Überreichung des Deals an den Kongress

Laut Angaben der Wall Street Journal, auf die sich RBC-Ukraine bezieht, hat US-Präsident Donald Trump am Montag das 30-jährige Atomabkommen mit Saudi-Arabien zur Prüfung an den Kongress weitergeleitet. Gemäß US-Gesetzgebung muss ein solches Abkommen den Gesetzgebern vorgelegt werden, und es wird äußerst schwierig sein, das Dokument zu blockieren: Dafür wäre eine gemeinsame Resolution und eine Zweidrittelmehrheit in beiden Kammern erforderlich, um ein mögliches Präsidentenveto zu überwinden. Dieser Schritt dürfte, wie erwartet, mehrmonatige Debatten darüber auslösen, wie die US-Atomindustrie gestärkt werden kann, während gleichzeitig die Verbreitung von Massenvernichtungswaffen auf dem Nahen Osten eingedämmt wird.

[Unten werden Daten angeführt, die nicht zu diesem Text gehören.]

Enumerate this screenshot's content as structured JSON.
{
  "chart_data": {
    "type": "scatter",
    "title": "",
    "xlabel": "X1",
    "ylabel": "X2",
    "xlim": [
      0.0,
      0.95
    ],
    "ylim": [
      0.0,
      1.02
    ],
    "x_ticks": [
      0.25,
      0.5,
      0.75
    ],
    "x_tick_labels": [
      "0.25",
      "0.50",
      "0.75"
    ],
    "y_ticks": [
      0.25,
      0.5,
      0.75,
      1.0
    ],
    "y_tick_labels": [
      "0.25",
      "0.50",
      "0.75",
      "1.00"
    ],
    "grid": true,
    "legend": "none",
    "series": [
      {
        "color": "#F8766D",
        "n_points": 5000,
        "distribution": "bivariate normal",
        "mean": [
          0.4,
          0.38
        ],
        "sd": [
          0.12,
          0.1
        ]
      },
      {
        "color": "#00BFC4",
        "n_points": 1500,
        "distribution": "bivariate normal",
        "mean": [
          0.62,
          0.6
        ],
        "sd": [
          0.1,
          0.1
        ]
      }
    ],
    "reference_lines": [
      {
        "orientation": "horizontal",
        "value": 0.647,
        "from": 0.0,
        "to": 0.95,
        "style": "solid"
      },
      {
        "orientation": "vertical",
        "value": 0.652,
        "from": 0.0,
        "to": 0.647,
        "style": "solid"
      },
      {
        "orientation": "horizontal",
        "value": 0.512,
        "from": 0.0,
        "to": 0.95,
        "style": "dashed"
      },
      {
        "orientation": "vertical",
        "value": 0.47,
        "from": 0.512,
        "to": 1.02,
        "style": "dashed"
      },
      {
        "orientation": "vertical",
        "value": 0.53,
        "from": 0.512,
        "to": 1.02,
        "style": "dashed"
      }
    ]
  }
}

Inhalt des 30-jährigen Abkommens

Als Vertreter der Trump-Regierung den Deal im vergangenen Monat bekannt gaben, betonten sie, dass er US-Unternehmen eine zentrale Rolle bei der Entwicklung der Atominfrastruktur Saudi-Arabiens einräumen und ausländische Wettbewerber ausschließen werde. Im Rahmen des Abkommens werden US- und saudische Beamte eine zweijährige Studie durchführen, um die wirtschaftliche Machbarkeit des Baus einer Urananreicherungsanlage durch US-Unternehmen im Königreich zu ermitteln. Sollte die Studie ergeben, dass eine inländische Urananreicherung gerechtfertigt ist, werden solche Anlagen im Rahmen des Abkommens errichtet, das laut Washington der saudischen Seite keine sensiblen Technologien überlassen wird.

Positionen Riads und Washingtons

Saudi-arabische Beamte behaupten, das Königreich müsse seine zivile Atomindustrie entwickeln, die Uranerzvorkommen nutzt, die zur Deckung des inländischen Energiebedarfs erschlossen werden sollen. Dies würde, so ihre Aussage, den Großteil der geförderten Rohölmenge für den Export freisetzen und die Einnahmen erhöhen. Vertreter der Trump-Regierung ihrerseits betonen, dass die US-Beteiligung den friedlichen Charakter des Atomprogramms des Königreichs garantiere.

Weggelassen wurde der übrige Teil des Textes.